Looking under the hood, the "Magnificent Seven"2 have lived up to their name this year. However, when you look closely at the Russell 1000 Growth Index, ex the seven heavyweights, the story becomes more surprising. Without the Magnificent Seven, the Growth Index's returns are far more like those of the Russell 1000 Value Index so far in 2023. Therefore, beyond those seven behemoths, the market story has been far murkier this year.

Muddled 2023 Year-to-Date Performance Underneath the "Big Seven"

Valueblog1030ex1

Source: FactSet as of September 30, 2023. "Big Seven" includes Microsoft, Apple, Alphabet, Amazon, Tesla, Meta Platforms and Nvidia. Past performance is no guarantee of future results. For illustrative purposes only and should not be construed as a recommendation or solicitation to buy or sell any security. It is not possible to directly invest in an index.

It may surprise many that, on a three-year annualized basis, value is outperforming growth by over 3% (comparing Russell 1000 Value Index to Russell 1000 Growth Index returns over three years, as of September 30, 2023). Looking back further at the past century, seeking out undervalued securities has continuously paid off.3 The last decade of zero-to-negative real rates (in which growth thrived) was the anomaly.

We believe all investors have behavioral biases. We have written about the library of portfolio exercises we perform as a team to combat these biases and promote longer-term idea generation.
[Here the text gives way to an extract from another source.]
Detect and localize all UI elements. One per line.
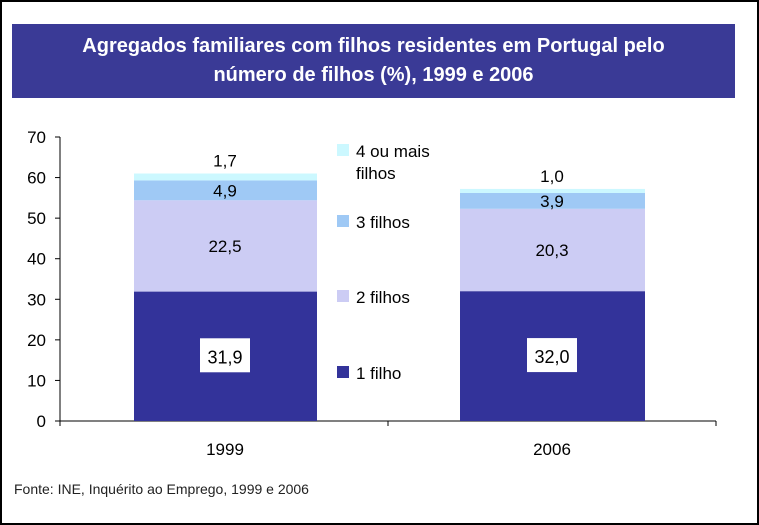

We seek to guard against recency bias, among others. Studies have shown that people are prone to make decisions based on recent events, which in markets sometimes hold more weight than a longer-term view. We believe many investors focused on recency this year, as the Magnificent Seven is up 52.2% year-to-date, but these stocks are now expensively trading at an average of 53.6x P/E. AI could be game-changing, but we believe these stocks must prove their benefits for the user and technology providers.

Moreover, the success of these stocks has caused large concentration within top companies in a number of major indexes (Russell 1000 Growth Index has 51.25% of its weight in the top 10 companies by market capitalization and S&P 500 Index has 30.71%). In contrast, only 17.86% of Russell 1000 Value Index companies are in the top 10 by market capitalization. We believe that for Value in particular, there is still a great deal of potential to add value for clients beyond those "top 10" companies, offering significant opportunity for an active manager to select companies and generate alpha for clients over the cycle.

Beyond concentration, most investors now believe in a higher-for-longer regime and having a diverse asset allocation across value and growth is therefore important. We have long spoken about the correlation among various equity indexes and fixed income (represented by the Bloomberg US Aggregate Bond Index). Heading into 2022, based on correlations between broad indexes, we warned investors invested in a typical 60/40 portfolio that they lacked a diverse asset mix. While the numbers have shifted over the last two years, it remains clear that maintaining value in your portfolio offers more diversification than indexing for a core U.S. equity exposure.

Valueblog1030ex2

Bottom line: We are in a new regime where higher-for-longer is likely and risk has a cost. We believe a diversified allocation is essential in this increasingly unpredictable environment. Our opportunistic value investment philosophy focuses on quality, leading companies that are mispriced or misunderstood by the market and are trading at a discount to their intrinsic value.

1 "Value" and "Growth" are represented by the Russell 1000 Value Index and Russell 1000 Growth Index.

2 The term "Magnificent Seven" was coined by Bank of America analyst Michael Hartnett in reference to the seven heavyweights in the S&P 500 index: Microsoft (MSFT), Apple, Alphabet, Amazon, Tesla, Meta Platforms, and Nvidia.

3 Source: Fama & French [Kenneth R. French Data Library], based on Fama & French's HML Factor model cumulative monthly returns from 1926 to 2022; Eaton Vance research.